LONDON: Israeli forces demolished the office of the Palestinian Al-Bustan Association in occupied East Jerusalem’s neighborhood of Silwan, whose residents are under threat of Israeli eviction orders. 

The Palestinian Authority’s Ministry of Culture condemned on Thursday the demolition of Al-Bustan by Israeli bulldozers and a military police force. 

The ministry said that “(Israeli) occupation’s arrogant practices against cultural and community institutions in Palestine, and specifically in Jerusalem, are targeting the Palestinian identity, in an attempt to obliterate it.” 

Founded in 2004, the Al-Bustan Association functioned as a primary community center in which Silwan’s youth and families ran cultural and social activities alongside hosting meetings for diplomatic delegations and Western journalists who came to learn about controversial Israeli policies in the area. 

Al-Bustan said in a statement that it served 1,500 people in Silwan, most of them children, who enrolled in educational, cultural and artistic workshops. In addition to the Al-Bustan office, Israeli forces also demolished a home in the neighborhood belonging to the Al-Qadi family. 

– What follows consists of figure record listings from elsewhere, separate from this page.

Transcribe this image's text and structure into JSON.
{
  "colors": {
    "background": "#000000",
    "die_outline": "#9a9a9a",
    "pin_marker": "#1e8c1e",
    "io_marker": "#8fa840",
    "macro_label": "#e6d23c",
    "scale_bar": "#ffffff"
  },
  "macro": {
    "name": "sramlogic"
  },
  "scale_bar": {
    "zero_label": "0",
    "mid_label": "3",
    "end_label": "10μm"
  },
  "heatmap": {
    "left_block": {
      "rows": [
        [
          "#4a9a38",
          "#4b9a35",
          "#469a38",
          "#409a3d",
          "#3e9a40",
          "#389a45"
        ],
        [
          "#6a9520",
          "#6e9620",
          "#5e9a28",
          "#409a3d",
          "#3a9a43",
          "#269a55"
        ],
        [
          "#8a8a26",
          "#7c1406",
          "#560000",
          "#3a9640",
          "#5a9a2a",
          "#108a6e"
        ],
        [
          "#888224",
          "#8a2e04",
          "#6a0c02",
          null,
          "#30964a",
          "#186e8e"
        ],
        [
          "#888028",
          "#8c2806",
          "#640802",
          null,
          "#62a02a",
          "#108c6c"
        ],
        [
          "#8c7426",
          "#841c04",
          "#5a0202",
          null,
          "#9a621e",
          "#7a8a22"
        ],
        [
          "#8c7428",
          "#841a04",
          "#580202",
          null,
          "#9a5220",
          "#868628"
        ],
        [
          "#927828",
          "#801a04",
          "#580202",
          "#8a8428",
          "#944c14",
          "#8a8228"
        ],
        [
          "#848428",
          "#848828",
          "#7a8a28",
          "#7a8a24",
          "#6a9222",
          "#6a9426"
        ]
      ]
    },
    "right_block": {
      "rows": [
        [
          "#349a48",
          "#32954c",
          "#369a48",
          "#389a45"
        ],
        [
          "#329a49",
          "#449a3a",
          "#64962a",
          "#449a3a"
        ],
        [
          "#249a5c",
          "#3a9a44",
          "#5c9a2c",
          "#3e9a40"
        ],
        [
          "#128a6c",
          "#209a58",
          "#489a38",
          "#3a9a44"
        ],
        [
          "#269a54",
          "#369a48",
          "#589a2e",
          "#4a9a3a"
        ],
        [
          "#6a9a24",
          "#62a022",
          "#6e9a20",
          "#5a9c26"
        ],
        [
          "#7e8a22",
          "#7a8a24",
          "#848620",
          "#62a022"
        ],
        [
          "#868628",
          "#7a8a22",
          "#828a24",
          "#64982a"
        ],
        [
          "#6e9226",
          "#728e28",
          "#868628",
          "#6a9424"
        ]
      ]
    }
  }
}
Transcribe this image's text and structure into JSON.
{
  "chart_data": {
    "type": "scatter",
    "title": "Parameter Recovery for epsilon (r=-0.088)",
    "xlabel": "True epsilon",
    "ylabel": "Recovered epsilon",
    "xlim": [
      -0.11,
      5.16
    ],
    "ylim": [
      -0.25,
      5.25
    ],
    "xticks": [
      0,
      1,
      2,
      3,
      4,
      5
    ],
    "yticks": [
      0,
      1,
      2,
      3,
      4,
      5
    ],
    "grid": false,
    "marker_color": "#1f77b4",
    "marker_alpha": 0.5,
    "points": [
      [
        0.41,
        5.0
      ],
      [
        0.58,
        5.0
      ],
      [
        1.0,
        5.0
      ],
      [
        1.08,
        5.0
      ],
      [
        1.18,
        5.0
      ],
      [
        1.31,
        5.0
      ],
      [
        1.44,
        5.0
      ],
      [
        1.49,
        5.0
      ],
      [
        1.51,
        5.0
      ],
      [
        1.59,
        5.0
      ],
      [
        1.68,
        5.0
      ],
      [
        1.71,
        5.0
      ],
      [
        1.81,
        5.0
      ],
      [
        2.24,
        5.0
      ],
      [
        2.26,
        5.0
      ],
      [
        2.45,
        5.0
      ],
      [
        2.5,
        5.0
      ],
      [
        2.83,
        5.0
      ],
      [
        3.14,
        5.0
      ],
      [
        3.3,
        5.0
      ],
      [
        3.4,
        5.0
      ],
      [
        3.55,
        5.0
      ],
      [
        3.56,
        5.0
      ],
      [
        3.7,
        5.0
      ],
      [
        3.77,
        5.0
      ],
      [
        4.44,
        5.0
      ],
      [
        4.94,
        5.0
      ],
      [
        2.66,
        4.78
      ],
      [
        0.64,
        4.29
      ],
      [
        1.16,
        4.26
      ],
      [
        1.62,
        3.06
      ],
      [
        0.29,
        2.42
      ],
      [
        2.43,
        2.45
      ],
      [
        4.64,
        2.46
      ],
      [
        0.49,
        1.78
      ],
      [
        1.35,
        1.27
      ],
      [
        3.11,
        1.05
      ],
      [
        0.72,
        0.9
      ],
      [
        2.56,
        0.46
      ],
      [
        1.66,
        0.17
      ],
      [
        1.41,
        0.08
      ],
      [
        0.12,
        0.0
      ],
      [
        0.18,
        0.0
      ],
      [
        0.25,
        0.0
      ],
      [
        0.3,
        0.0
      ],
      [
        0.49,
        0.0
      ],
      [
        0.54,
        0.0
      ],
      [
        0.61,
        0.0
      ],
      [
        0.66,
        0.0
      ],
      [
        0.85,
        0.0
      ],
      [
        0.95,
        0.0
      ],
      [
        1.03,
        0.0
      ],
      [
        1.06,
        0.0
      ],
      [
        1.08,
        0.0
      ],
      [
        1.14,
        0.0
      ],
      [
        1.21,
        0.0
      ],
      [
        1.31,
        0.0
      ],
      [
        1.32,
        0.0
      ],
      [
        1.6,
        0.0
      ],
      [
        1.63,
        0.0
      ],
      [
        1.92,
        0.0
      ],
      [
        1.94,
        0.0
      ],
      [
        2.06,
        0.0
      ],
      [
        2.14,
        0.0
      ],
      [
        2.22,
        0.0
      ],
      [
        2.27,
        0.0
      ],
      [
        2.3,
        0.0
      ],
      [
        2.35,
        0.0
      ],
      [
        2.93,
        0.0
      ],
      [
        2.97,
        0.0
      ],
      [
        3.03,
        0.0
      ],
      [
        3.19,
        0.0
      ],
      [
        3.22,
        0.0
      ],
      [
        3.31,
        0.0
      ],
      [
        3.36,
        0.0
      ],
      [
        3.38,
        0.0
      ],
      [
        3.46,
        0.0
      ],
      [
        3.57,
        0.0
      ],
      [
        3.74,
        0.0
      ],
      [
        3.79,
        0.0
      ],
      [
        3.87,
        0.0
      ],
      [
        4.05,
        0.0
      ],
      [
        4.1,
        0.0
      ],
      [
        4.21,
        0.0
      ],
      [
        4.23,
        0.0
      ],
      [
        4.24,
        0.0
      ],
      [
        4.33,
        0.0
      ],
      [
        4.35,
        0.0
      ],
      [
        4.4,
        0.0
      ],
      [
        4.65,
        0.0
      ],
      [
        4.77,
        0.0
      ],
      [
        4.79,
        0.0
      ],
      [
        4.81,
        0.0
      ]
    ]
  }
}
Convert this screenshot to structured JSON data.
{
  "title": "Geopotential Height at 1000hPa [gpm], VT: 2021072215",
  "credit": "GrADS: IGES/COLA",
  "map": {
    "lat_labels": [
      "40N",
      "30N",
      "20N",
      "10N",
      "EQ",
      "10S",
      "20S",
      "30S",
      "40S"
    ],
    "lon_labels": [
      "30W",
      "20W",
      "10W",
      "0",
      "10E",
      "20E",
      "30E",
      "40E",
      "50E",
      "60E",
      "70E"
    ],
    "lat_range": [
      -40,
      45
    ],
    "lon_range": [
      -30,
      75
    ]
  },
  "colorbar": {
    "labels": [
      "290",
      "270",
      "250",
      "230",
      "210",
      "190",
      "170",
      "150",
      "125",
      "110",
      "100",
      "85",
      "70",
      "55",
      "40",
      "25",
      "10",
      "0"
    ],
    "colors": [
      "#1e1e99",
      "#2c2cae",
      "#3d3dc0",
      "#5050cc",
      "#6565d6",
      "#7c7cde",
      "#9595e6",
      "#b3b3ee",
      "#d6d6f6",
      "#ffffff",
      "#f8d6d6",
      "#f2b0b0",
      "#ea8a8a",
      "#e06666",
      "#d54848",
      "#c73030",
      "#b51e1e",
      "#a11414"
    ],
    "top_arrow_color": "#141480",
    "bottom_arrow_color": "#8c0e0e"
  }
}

Located less than a mile from Al-Aqsa Mosque and Jerusalem’s southern ancient wall, Silwan has a population of 65,000 Palestinians, some of them under threat of Israeli eviction orders.  

In past years, Israeli authorities have been carrying out archaeological digging under Palestinian homes in Silwan, resulting in damage to these buildings, in search of the three-millennial “City of David.”